Am Start, es hat sich gerade ein wenig eingenieselt, sehe ich weder den einen noch den anderen. Wie auch, ich stelle mich aus alter Gewohnheit hinten an. Um mich herum nur "normale" Leute in Freizeitkluft. Ohne Startnummern käme kein Mensch auf die Idee, dass sie mit laufen etwas am hut hätten. Startschuss, 15 Uhr 29, wie auf Kommando regnet es nicht mehr, ohne großartig das Gefühl zu haben, ich renne, lasse ich einige stehen. Ein Gefühl von "Ich war so schnell, es war, als ob die Bäume stillständen."
"Oh, ein Köstritzer"-kommentiert ein älterer Läufer meinen Striptease, als nach 2 km die Sonne knallt. "Püschologische Kriegsführung!" grinse ich. "Ihr werdet von meinem Anblick durstig, und ich gewinne!" Lakonisch, wie nur Norddeutsche es können, kontert der Läufer daneben "Nö." Und beide ziehen gemeinschaftlich davon. Beim Versuch, mit ihnen Schritt zu halten, kann ich vereinzelt Läufer überholen. Einer bleibt mit mitleiderregend schmerzverzerrtem Gesicht am Rand stehen. "Geht es? Wasn los?" "Och, das war nur ein Test, Knieprobleme..." - "Schade, gute Besserung".
Rockwinkeler Heerstraße. Nanü, sind wir jetzt in Oberneuland? Laut meinem Fahrlehrer ist dies das schönste Bremer Viertel. Hübsche Hütten. Gelangweilt stehen Menschen grillend in Vorgärten. Zum aufmunternden Klatschen fühlen sich nur Streckenposten berufen.
Es ist ein einsames Rennen. Rechterhand lassen wir, also ausser mir die mich verfolgende Meute und die beiden, die ich vor mir sehe, einen Golfclub und Hockeyverein liegen. Mal etwas anderes als Bezirkssportanlagen.
Wie im Flyer angekündigt, eine Brücke über die A27. Scheint nicht jeder reingeschaut zu haben, oder die haben etwas gegen Hügel im training. Soll mir recht sein, hihi. Der Pulser fiept. 190! Huch. Egal, ich werde es überleben. Der Brücke folgt ein U-Turn, bei dem ich sehe, wie "riesig" der Abstand ist. Nach einer 90°-Kurve ist der nächste Teil der Strecke der Pfad zwischen Lärmschutzwandbepflanzung und Blockdiecker See.

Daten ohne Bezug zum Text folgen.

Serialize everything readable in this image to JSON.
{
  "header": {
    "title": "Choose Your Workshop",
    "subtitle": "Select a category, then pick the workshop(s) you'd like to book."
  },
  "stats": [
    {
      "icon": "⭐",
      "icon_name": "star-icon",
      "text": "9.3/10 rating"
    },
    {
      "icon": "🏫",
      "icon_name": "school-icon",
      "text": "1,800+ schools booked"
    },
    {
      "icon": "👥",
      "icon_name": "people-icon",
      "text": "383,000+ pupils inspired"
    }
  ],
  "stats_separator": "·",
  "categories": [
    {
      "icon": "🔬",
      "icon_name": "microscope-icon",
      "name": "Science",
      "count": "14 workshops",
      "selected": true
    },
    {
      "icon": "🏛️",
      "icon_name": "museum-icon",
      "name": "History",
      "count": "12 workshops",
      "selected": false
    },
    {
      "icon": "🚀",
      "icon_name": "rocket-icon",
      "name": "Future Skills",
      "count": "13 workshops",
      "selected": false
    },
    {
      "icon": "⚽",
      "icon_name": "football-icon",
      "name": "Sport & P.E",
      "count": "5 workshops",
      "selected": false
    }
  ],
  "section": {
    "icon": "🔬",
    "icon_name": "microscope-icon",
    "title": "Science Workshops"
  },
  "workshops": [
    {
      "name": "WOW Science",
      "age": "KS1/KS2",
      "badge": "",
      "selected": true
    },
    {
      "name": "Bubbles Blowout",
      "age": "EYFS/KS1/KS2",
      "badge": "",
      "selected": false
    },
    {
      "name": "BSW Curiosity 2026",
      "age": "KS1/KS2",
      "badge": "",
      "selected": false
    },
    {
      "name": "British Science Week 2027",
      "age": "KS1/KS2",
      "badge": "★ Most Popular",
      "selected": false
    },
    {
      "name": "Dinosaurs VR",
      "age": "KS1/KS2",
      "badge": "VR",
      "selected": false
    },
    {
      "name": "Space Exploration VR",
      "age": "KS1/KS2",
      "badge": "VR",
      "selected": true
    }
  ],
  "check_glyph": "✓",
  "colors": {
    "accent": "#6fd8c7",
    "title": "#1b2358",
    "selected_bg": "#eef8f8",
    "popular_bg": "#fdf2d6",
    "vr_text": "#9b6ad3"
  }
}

Nach dem 5km-Schild ist es Zeit für eine Standort-Bestimmung. Werde ich das zweite mal in 6 Tagen die Stunde knacken? Oder gar diese "Fabelzeit von 0:57:59" toppen? 15 Uhr 58. Könnte knapp werden. Die vor mir scheinen zu weit weg, um mich an ihrem Tempo zu orientieren. Die von mir überholten sahen zu fertig aus, als dass mich jemand anders als ich selbst aufhalten könnte.
15 Uhr 59. Mist! "Dann gib halt Gas! Schlimmstenfalls brichst ein, na und? Letzter wirste dieses mal bestimmt nicht" - eigenartiges Gefühl.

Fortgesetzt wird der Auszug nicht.